The third thing my father understood was that follow up service; honest caring and occasional freebies went a long way to keeping customers loyal. He made it a point to always ask something personal to all his regular customers. This old fashioned approach seems silly and out-dated today, but it still works.

Translation to Apple
The sale isn’t over once the customer has received the product, it is only the beginning. In this day and age of technological complexity post sale service is paramount. This is especially true for schools, which have had to endure countless cost-cutting measures in order to support the ever-increasing, yet unfunded government mandates. Apple must provide free of charge technical support for six months in the area of network integration. I know from first hand experience the fist pounding and head banging that goes on when trying integrate new computers into a network. No matter how straightforward it seems glitches can, and will happen. Having free tech support onsite helps to prove to IT guys that the problem is not “having Macs in the system”. I know that if my old school would have had free onsite tech support it would still be a Mac school rather than Dell.

Finally, my father recognized how important even a small sale, especially impulse items were to the bottom line. In order to make up for his thinning profit margins he began selling pop, juice, water, cinnamon rolls, and chips for fifty cents. The various office personnel became regular visitors, and in return recommended the pharmacy to patients.

Translation to Apple
The many people that I have chatted with regarding their opinion of the Apple Stores all come back with the same opinion, “I wish they sold key chains, coffee mugs, t-shirts, etc.”. Remember, us Mac owners are downright religious in our support, so it would be wonderful to show our support beyond the sticker in the car window.

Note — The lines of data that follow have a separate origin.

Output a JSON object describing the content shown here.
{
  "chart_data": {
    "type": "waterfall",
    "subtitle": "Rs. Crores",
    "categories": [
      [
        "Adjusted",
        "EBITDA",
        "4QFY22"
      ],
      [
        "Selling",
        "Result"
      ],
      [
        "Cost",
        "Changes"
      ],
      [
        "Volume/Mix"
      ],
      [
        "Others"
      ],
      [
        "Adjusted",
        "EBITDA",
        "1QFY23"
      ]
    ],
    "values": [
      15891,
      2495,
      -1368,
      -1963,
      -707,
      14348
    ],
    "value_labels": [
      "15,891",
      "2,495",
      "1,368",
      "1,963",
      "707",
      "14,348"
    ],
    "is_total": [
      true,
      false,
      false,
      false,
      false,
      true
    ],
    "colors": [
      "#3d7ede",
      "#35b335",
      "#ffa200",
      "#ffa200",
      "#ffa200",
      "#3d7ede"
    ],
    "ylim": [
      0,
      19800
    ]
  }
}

The Intel parents at my school regularly deluge me with all sorts of Pentium III and IV trinkets. All I have to show them in return is a worn out “Power To Go” coffee mug from 1996. The sale of these advertisers alone would add 5 percent to store sales, nothing to sneeze about in today’s economy.

Apple’s Education division needs to get back to the basics of customer service if it expects to be more than just the video editing computer in the lab. By going back to its roots as well as creating a true customer service model it stands a chance otherwise schools might as well start calling the computer room the Dell lab.

Macworld Keynote Footnote:
Was I the only one to notice that education market was not included in Steve Jobs keynote address with the exception of the extended giveaway of free copies of Jaguar OS that teachers could sign up to receive. I consider this to be a sad precedent of things to come, as few education apps can be found written for OSX. I call on Apple once again to create a University of X to assist in the development/carbonizing of educational programs otherwise the distribution of Jaguar to teachers is nothing more than a fools paradise.